BALDWIN LOCOMOTIVE WORKS ET AL., APPELLANTS.



Appeal, No. 180, Oct. T., 1954, from judgment of Court of Common Pleas No. 4 of Philadelphia County, June T., 1952, No. 1179, in case of Louise Messikomer v. Baldwin Locomotive Works and Liberty Mutual Insurance Co. Judgment affirmed. Appeal by employer and its carrier from award by Workmen's Compensation Board. Appeal dismissed and judgment entered for claimant, opinion by GUERIN, J. Defendants appealed.

COUNSEL

J. Paul Erwin, with him George D. Sheehan, for appellants.

Before Rhodes, P.j., Hirt, Ross, Gunther, Wright, Woodside, and Ervin, JJ.

Author: Wright

[ 178 Pa.

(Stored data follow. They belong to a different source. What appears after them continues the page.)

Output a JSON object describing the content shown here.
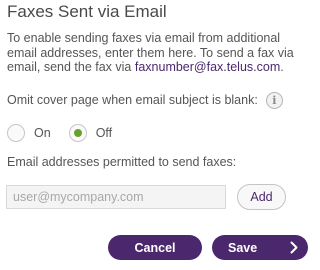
{
  "header": {
    "title": "Faxes Sent via Email"
  },
  "description": {
    "text_before": "To enable sending faxes via email from additional email addresses, enter them here. To send a fax via email, send the fax via ",
    "link": "faxnumber@fax.telus.com",
    "text_after": "."
  },
  "omit_cover": {
    "label": "Omit cover page when email subject is blank:",
    "info_icon": "info-icon",
    "options": [
      {
        "label": "On",
        "selected": false
      },
      {
        "label": "Off",
        "selected": true
      }
    ]
  },
  "permitted": {
    "label": "Email addresses permitted to send faxes:",
    "input_placeholder": "user@mycompany.com",
    "input_value": "",
    "add_label": "Add"
  },
  "footer": {
    "cancel_label": "Cancel",
    "save_label": "Save",
    "save_icon": "chevron-right-icon"
  },
  "colors": {
    "brand_purple": "#4b286d",
    "radio_green": "#66a12e"
  }
}
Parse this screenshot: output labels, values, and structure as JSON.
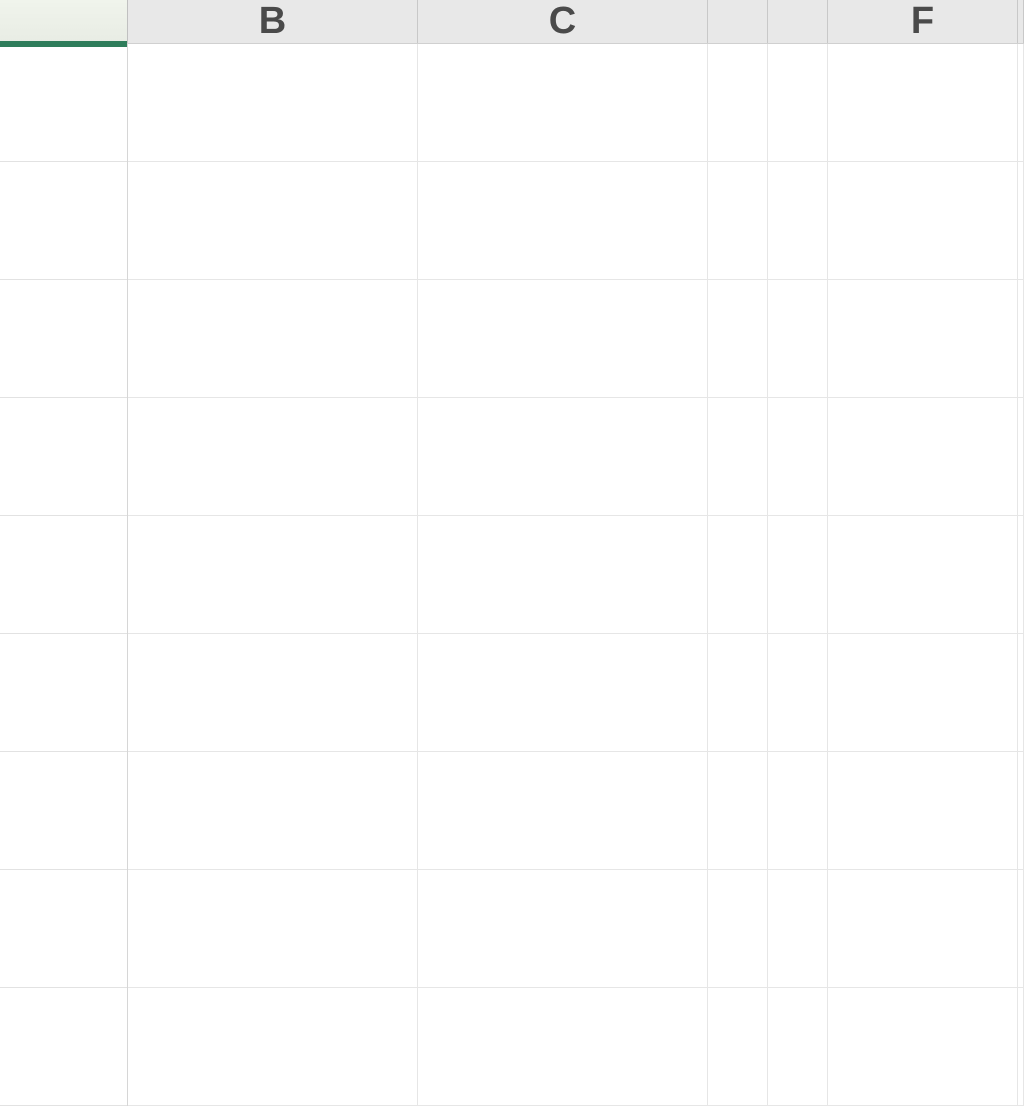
{
  "colors": {
    "selection_border": "#2e7d5b",
    "header_bg": "#e8e8e8",
    "grid_line": "#e6e6e6"
  },
  "columns": {
    "labels": [
      "",
      "B",
      "C",
      "",
      "",
      "F",
      ""
    ]
  },
  "rows": {
    "count": 9
  },
  "active_cell": "A1"
}
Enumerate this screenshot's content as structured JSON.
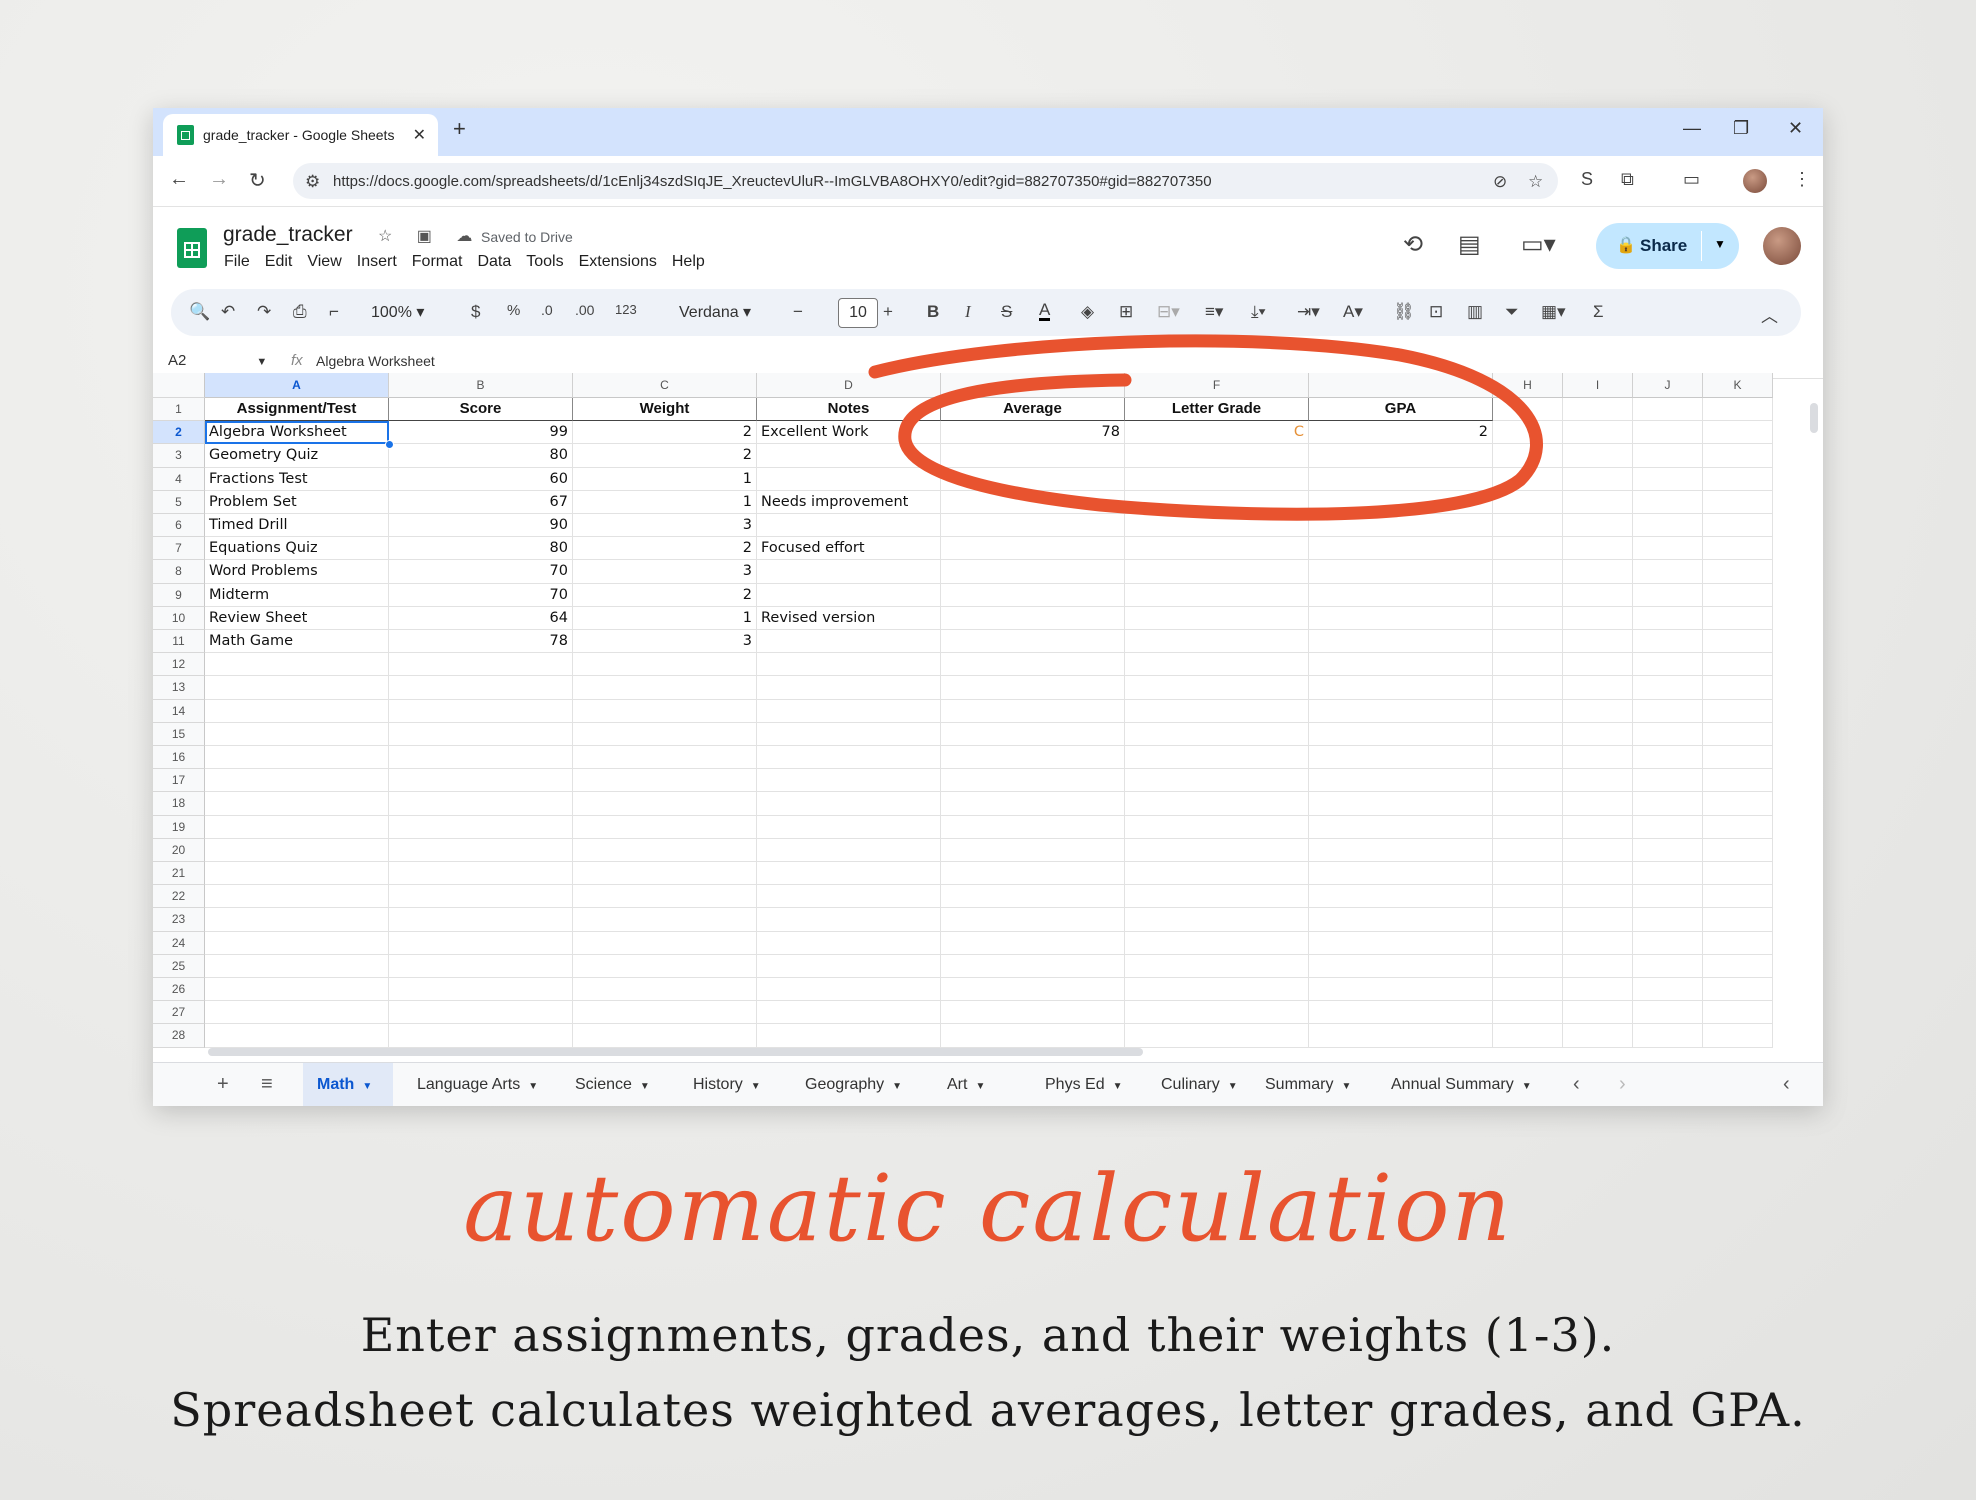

Super. Page 539]

OPINION BY WRIGHT, J.

This is a workmen's compensation case. The Court of Common Pleas overruled defendants' exceptions to an award made by the Workmen's Compensation Board and entered final judgment in favor of the claimant. Defendants have appealed.

Emil H. Messikomer, husband of claimant appellee, had been employed by Baldwin Locomotive Works for 32 years prior to November 14, 1947. During this entire period he enjoyed excellent health and never lost any time due to illness. He was an industrious worker, almost six feet in height, and weighed 180 pounds. On November 14, 1947, while on a construction job in Minnesota, he slipped and fell, striking his side with sufficient force to cause a fracture of the right eleventh rib. He promptly returned to his home in Philadelphia, where his family physician strapped the ribs and prescribed medicine to relieve the pain. A few days later, the pain persisting, X-rays were taken which disclosed the fracture and also showed an enlargement of the liver. There was no X-ray evidence at that time of cancer or abscess of the lung. Immediately thereafter, decedent suffered severe chills and became a very sick man. During the absence of the family physician, another doctor was called. He found the patient confined to his bed with fever and chills, excessive perspiration, rapid pulse, cough and fluctuating temperature. Additional X-rays were taken which disclosed that, in addition to the fracture, there was an abscess forming on the right side of the lung. The patient was sent to a hospital where, on December 14, 1947, a part of the ninth and tenth ribs were removed and an exploration was made of the lung in that area. This disclosed several abscesses with infection,

[ 178 Pa. Super. Page 540]

    inflammation and induration. A specimen of the lung was removed and laboratory studies disclosed the presence of a malignant cancer. After being hospitalized for forty days, the patient was sent home where he remained in bed until his death on March 22, 1948. At the time of his death he weighed 90 pounds. The cause of death given by the attending physician was "carcinoma of the lung, abscess of the lung, due to the fall upon the right side primarily which was the cause of those conditions".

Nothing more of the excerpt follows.